“And you can always feel product/market fit when it's happening. The customers are buying the product just as fast as you can make it—or usage is growing just as fast as you can add more servers.”
You Can Feel It
From Marc Andreessen, “The only thing that matters” (Pmarchive, June 25, 2007), Part 4 of “The Pmarca Guide to Startups.” The essay argues that market matters more than team or product, and it divides a startup’s life into two parts: “before product/market fit” (BPMF, in the essay’s shorthand) and after it.

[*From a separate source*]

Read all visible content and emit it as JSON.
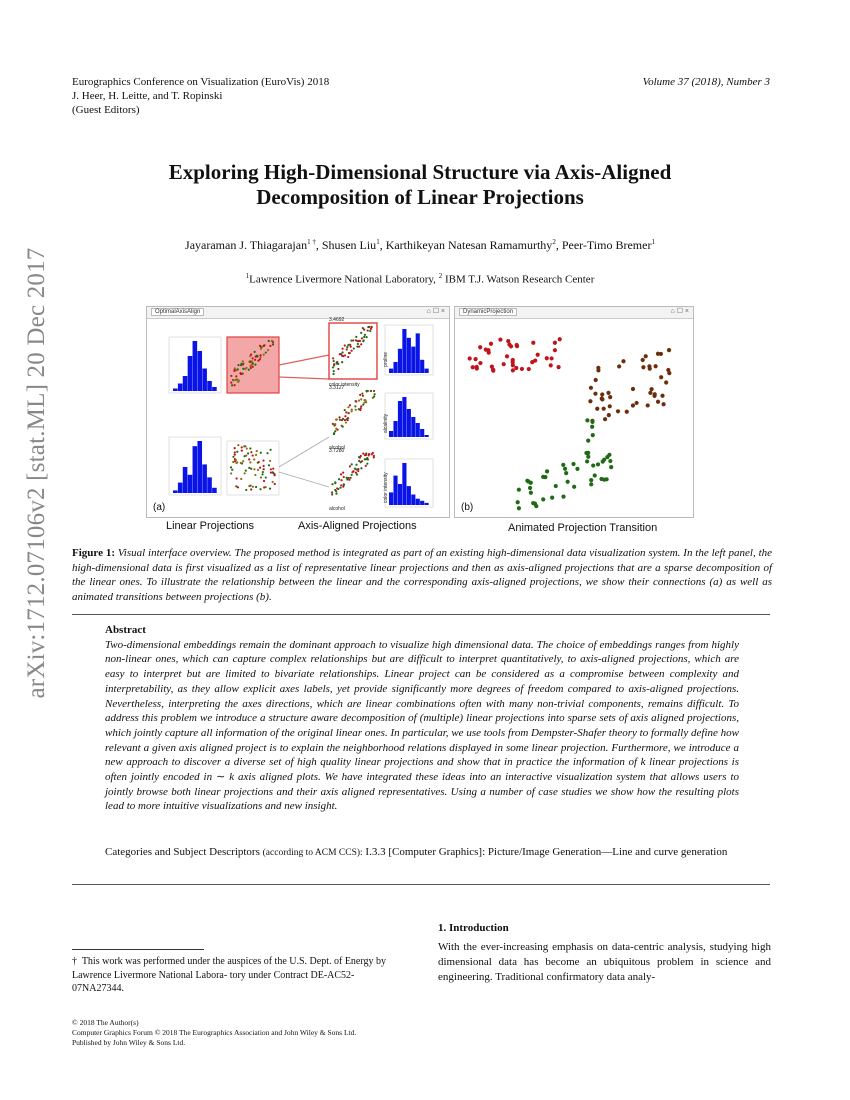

Andreessen’s list keeps going: money from customers “piling up in your company checking account,” hiring “sales and customer support staff as fast as you can,” reporters calling, investment bankers “staking out your house.” And it has a mirror image. “You can always feel when product/market fit isn’t happening”: customers “aren’t quite getting value out of the product,” word of mouth isn’t spreading, “the sales cycle takes too long, and lots of deals never close.” Neither paragraph offers a metric or a threshold. Andreessen’s claim is that both states are unmistakable from inside the company.
For a company still on the wrong side of that line, the essay’s prescription is single-minded: “When you are BPMF, focus obsessively on getting to product/market fit.” The obsession he means is literal, “changing out people, rewriting your product, moving into a different market,” whatever is required.